Although female farmers play a critical role in food security in developing countries, OECD statistics show that of the18,4 billion US dollar spent on agricultural aid between 2002 and 2008, donors reported that just 5,6 per cent included a focus on gender.
Increasing women’s voice in decision-making — more women in leadership positions from the community to the global level:
Women’s lack of voice in the public sphere starts in the home. Early marriages have the biggest impact, leading to disempowerment of girls throughout their lives. In Colombia, women who married before the age of 18 are 47 per cent more likely to report having no say in household decisions, compared to women who married later.
Positive action or special temporary measures work. They have shown to rapidly increase female representation in corporate decision-making as well as politics from Rwanda to Norway. Globally, women make up only 18,6 per cent of parliamentarians. However, 29 countries have now reached or exceeded the 30 per cent mark. Of these, 24 have used quotas.
In the United States of America across 10 key sectors, including politics, business, law, the media, and the military, women make up an average of just 18 per cent of leaders.
Ending violence against women and girls, which too many women and girls face daily, stunting their opportunities, curtailing their mobility and denying them rights:
Violence against women is widely regarded as a missing MDG target, undermining efforts to reach all the goals. For example, one in four women experience physical or sexual violence during pregnancy.
The UN Trust Fund to End Violence against Women (UN Trust Fund), managed by UNIFEM on behalf of UN System, is the only multilateral grant-making mechanism exclusively devoted to supporting efforts to end violence against women and girls.
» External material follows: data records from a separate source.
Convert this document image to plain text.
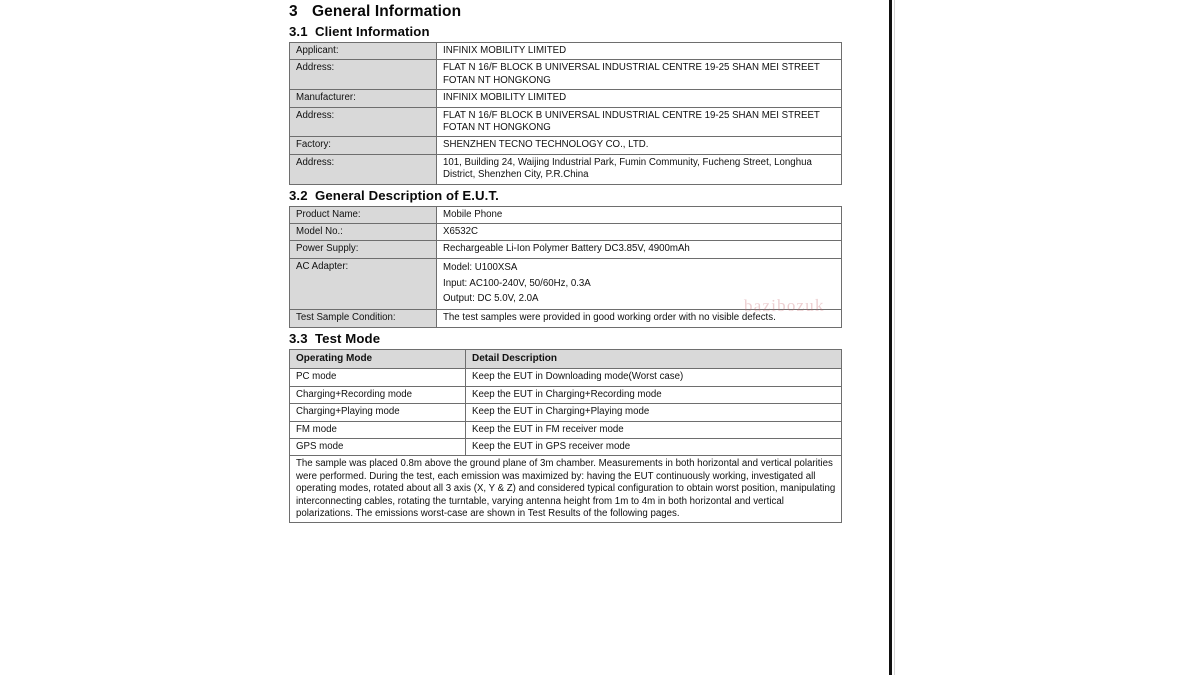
3 General Information
3.1 Client Information
Applicant:	INFINIX MOBILITY LIMITED
Address:	FLAT N 16/F BLOCK B UNIVERSAL INDUSTRIAL CENTRE 19-25 SHAN MEI STREET FOTAN NT HONGKONG
Manufacturer:	INFINIX MOBILITY LIMITED
Address:	FLAT N 16/F BLOCK B UNIVERSAL INDUSTRIAL CENTRE 19-25 SHAN MEI STREET FOTAN NT HONGKONG
Factory:	SHENZHEN TECNO TECHNOLOGY CO., LTD.
Address:	101, Building 24, Waijing Industrial Park, Fumin Community, Fucheng Street, Longhua District, Shenzhen City, P.R.China
3.2 General Description of E.U.T.
Product Name:	Mobile Phone
Model No.:	X6532C
Power Supply:	Rechargeable Li-Ion Polymer Battery DC3.85V, 4900mAh
AC Adapter:	Model: U100XSA
Input: AC100-240V, 50/60Hz, 0.3A
Output: DC 5.0V, 2.0A

Test Sample Condition:	The test samples were provided in good working order with no visible defects.
3.3 Test Mode
Operating Mode	Detail Description
PC mode	Keep the EUT in Downloading mode(Worst case)
Charging+Recording mode	Keep the EUT in Charging+Recording mode
Charging+Playing mode	Keep the EUT in Charging+Playing mode
FM mode	Keep the EUT in FM receiver mode
GPS mode	Keep the EUT in GPS receiver mode
The sample was placed 0.8m above the ground plane of 3m chamber. Measurements in both horizontal and vertical polarities were performed. During the test, each emission was maximized by: having the EUT continuously working, investigated all operating modes, rotated about all 3 axis (X, Y & Z) and considered typical configuration to obtain worst position, manipulating interconnecting cables, rotating the turntable, varying antenna height from 1m to 4m in both horizontal and vertical polarizations. The emissions worst-case are shown in Test Results of the following pages.	
bazibozuk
Since 1996, it has supported 304 programmes in 121 countries and territories with more than 50 million US dollars in grants. In 2009 alone, more than 1,600 applications were received, but the Fund could meet less than 4 per cent of the demand. One of the goals of the UN Secretary-General’s Campaign UNiTE to End Violence against Women is to raise100 million dollars by 2015, and it is imperative to reach this target.